What does the ruling mean to industry?

Despite CMS’s declining to appeal the District Court’s conclusion that the Final Rule’s negligence standard was inconsistent with the FCA’s scienter requirement, this decision and its termination of the actuarially equivalent defense is a major win for the U.S. Department of Justice (DOJ) and qui tam whistleblowers who have brought (or are looking to bring) cases grounded on a provider’s or Medicare Advantage insurer’s failure to report and return overpayments based on unsupported diagnoses. This is particularly true in the common “one-way audit” line of cases, where relators and the Government may prevail against a motion to dismiss by showing that the defendants knowingly failed to return overpayments or were reckless in failing to identify such overpayments.
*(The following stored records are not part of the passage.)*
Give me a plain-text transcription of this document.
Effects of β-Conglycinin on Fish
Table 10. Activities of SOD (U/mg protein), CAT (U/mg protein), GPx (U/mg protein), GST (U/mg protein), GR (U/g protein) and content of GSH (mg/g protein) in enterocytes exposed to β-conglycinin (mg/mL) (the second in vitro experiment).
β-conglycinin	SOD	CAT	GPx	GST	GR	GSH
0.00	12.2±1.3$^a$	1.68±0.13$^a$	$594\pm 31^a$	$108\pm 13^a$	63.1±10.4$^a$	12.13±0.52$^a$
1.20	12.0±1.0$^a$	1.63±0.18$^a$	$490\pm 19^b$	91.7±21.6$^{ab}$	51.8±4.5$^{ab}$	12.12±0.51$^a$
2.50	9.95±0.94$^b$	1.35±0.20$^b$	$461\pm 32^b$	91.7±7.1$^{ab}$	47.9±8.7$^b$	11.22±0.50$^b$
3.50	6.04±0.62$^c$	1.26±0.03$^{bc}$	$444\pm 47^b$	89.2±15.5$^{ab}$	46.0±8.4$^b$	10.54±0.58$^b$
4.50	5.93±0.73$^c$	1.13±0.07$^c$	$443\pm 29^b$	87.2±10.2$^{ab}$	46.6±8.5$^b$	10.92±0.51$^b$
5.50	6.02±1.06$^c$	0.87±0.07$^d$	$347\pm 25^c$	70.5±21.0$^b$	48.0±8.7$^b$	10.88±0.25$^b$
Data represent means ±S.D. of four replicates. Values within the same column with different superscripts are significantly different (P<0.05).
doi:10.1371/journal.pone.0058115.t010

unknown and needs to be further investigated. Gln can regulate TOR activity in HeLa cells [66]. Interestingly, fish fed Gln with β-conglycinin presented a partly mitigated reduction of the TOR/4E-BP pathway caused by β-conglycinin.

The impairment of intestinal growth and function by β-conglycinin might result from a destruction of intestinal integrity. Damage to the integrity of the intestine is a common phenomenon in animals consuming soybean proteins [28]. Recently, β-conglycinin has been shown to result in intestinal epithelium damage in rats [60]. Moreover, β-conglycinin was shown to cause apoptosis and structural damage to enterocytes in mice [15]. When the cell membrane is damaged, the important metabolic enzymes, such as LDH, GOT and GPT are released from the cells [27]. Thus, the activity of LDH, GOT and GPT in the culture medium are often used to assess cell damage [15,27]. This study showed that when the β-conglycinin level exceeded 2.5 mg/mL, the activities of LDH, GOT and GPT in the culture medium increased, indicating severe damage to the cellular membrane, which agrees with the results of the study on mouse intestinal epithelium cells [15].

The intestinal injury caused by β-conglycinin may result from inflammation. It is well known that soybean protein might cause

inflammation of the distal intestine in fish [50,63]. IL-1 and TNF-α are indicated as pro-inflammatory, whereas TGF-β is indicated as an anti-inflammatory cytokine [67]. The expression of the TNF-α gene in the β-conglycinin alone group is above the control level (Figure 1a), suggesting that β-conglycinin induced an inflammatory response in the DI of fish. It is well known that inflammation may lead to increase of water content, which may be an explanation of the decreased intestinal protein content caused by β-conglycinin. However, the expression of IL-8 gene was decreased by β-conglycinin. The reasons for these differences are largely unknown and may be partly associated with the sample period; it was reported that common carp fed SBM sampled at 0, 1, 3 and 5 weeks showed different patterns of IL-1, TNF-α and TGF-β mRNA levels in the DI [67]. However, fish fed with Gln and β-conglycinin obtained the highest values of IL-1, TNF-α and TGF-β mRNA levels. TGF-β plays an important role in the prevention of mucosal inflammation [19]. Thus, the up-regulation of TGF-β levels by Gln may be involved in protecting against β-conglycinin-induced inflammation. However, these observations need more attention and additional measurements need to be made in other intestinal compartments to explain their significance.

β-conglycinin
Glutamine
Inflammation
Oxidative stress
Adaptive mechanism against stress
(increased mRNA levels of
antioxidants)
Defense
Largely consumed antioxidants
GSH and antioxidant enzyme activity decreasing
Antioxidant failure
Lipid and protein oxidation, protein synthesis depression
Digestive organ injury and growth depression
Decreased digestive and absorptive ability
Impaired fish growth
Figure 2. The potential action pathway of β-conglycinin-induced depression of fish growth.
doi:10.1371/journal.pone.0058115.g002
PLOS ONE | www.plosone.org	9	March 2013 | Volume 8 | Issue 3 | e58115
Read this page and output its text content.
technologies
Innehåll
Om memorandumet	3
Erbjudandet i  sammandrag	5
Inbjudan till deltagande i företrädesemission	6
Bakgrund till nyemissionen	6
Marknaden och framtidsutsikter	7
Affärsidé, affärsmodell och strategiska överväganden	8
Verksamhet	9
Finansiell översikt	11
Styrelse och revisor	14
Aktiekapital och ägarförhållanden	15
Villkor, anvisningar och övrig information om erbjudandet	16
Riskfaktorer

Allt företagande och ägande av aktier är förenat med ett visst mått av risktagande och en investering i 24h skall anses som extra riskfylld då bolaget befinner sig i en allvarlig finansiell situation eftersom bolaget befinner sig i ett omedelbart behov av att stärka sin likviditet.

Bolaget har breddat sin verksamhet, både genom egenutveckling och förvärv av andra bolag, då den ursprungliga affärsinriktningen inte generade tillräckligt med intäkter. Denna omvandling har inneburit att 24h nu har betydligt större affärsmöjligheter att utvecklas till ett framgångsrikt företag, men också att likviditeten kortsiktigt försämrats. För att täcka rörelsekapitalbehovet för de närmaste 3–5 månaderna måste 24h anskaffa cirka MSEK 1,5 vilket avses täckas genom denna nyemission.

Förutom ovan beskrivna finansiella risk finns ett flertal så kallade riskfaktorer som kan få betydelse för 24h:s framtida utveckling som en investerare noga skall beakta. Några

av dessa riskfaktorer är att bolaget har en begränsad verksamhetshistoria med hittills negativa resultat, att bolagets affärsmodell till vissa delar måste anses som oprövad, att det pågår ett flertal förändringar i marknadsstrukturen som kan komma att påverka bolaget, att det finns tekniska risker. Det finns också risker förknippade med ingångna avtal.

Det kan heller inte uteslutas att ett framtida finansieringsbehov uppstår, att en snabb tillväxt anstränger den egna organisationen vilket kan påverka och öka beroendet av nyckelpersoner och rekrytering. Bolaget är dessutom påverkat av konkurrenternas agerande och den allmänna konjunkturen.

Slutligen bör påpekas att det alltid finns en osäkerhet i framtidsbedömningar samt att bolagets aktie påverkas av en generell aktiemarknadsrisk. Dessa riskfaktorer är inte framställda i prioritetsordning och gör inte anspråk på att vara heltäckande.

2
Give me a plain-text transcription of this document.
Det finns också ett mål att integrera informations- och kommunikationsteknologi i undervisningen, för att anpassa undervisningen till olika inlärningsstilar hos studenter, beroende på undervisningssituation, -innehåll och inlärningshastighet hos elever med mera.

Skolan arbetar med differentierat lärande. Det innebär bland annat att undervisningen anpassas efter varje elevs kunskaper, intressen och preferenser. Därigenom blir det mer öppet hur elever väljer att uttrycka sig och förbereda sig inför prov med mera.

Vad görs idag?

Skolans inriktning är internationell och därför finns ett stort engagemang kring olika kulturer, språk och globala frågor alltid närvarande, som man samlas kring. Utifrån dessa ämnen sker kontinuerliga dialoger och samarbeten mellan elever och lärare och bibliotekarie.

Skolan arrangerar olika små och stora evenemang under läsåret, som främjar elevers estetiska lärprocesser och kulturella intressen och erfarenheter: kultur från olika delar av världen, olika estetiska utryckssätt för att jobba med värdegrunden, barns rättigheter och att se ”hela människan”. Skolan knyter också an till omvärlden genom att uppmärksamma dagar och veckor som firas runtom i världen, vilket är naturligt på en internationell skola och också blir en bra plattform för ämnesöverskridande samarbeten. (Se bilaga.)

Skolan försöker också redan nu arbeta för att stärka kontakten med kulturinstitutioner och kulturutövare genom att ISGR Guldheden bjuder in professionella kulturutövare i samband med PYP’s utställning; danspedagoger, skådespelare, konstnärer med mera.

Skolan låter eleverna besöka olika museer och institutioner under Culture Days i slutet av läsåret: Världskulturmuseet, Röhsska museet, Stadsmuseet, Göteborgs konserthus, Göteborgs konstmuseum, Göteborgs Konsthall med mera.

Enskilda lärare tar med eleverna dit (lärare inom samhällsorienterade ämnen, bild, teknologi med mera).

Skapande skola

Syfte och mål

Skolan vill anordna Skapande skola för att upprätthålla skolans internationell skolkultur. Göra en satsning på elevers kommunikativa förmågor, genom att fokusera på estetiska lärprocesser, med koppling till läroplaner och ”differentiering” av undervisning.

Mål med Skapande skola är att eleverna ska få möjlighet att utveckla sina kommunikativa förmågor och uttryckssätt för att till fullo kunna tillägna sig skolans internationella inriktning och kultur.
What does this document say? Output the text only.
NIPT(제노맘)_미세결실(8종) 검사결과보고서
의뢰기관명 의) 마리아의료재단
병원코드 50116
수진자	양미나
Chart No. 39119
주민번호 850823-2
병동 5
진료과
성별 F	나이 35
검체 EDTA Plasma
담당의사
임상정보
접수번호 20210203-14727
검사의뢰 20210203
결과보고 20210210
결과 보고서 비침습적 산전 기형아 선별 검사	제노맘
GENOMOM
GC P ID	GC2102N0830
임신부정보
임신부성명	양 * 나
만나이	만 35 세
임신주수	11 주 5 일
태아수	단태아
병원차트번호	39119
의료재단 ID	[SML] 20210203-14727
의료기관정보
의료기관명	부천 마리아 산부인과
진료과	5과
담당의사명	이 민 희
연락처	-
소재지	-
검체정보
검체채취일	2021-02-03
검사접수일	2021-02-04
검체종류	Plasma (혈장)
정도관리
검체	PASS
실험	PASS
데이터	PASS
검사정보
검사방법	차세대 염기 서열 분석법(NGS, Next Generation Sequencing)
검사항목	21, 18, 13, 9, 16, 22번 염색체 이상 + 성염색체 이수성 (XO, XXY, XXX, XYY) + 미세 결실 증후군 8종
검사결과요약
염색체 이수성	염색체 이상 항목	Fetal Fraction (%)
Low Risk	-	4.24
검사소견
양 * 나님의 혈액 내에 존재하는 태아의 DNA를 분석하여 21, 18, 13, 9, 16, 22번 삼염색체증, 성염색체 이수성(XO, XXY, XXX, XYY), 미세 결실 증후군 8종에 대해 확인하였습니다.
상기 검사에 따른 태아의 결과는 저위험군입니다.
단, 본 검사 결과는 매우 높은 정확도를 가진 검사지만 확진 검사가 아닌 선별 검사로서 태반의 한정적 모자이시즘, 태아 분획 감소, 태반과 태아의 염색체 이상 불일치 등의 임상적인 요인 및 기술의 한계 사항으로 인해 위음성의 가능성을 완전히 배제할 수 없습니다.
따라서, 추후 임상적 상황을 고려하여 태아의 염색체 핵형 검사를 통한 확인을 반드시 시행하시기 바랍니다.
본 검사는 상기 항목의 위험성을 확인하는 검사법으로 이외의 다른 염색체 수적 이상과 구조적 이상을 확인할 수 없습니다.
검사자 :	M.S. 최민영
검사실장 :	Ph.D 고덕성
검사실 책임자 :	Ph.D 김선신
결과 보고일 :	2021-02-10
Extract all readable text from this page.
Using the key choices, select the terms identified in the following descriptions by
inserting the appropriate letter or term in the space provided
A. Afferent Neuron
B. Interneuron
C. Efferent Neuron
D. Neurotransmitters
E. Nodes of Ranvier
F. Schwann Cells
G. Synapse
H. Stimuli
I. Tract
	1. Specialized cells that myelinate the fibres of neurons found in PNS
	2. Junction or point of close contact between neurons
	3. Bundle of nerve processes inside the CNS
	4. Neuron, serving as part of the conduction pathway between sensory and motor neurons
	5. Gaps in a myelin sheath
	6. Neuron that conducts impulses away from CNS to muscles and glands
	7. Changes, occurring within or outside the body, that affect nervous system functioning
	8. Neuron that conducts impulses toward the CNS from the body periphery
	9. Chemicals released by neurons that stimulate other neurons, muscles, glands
Indeed, the day this ruling issued, the Government and FCA defendants embroiled in major litigation on this same theory filed a joint stipulation indicating that they are presently working towards a settlement.

While DOJ has already identified Medicare Advantage as an area for increased enforcement – including back in December when DOJ’s Michael Granston singled out Medicare Advantage fraud as an “important priority,” particularly in situations where providers and plans “manipulate[] the risk adjustment process by submitting unsupported diagnosis codes to make their patients appear sicker than they actually were” – and, as recently as last month, intervened in six complaints alleging members of the Kaiser Permanente consortium violated the FCA by submitting inaccurate diagnosis codes, this decision will likely spur even more Government and qui tam whistleblower actions. Accordingly, it is more important than ever for those participating in Medicare Advantage to be diligent in returning any overpayments they identify, and while the Overpayment Rule does not require that insurers audit their reported data, audits or reviews should nevertheless be structured in ways so that they cannot be accused of being reckless in not identifying such overpayments.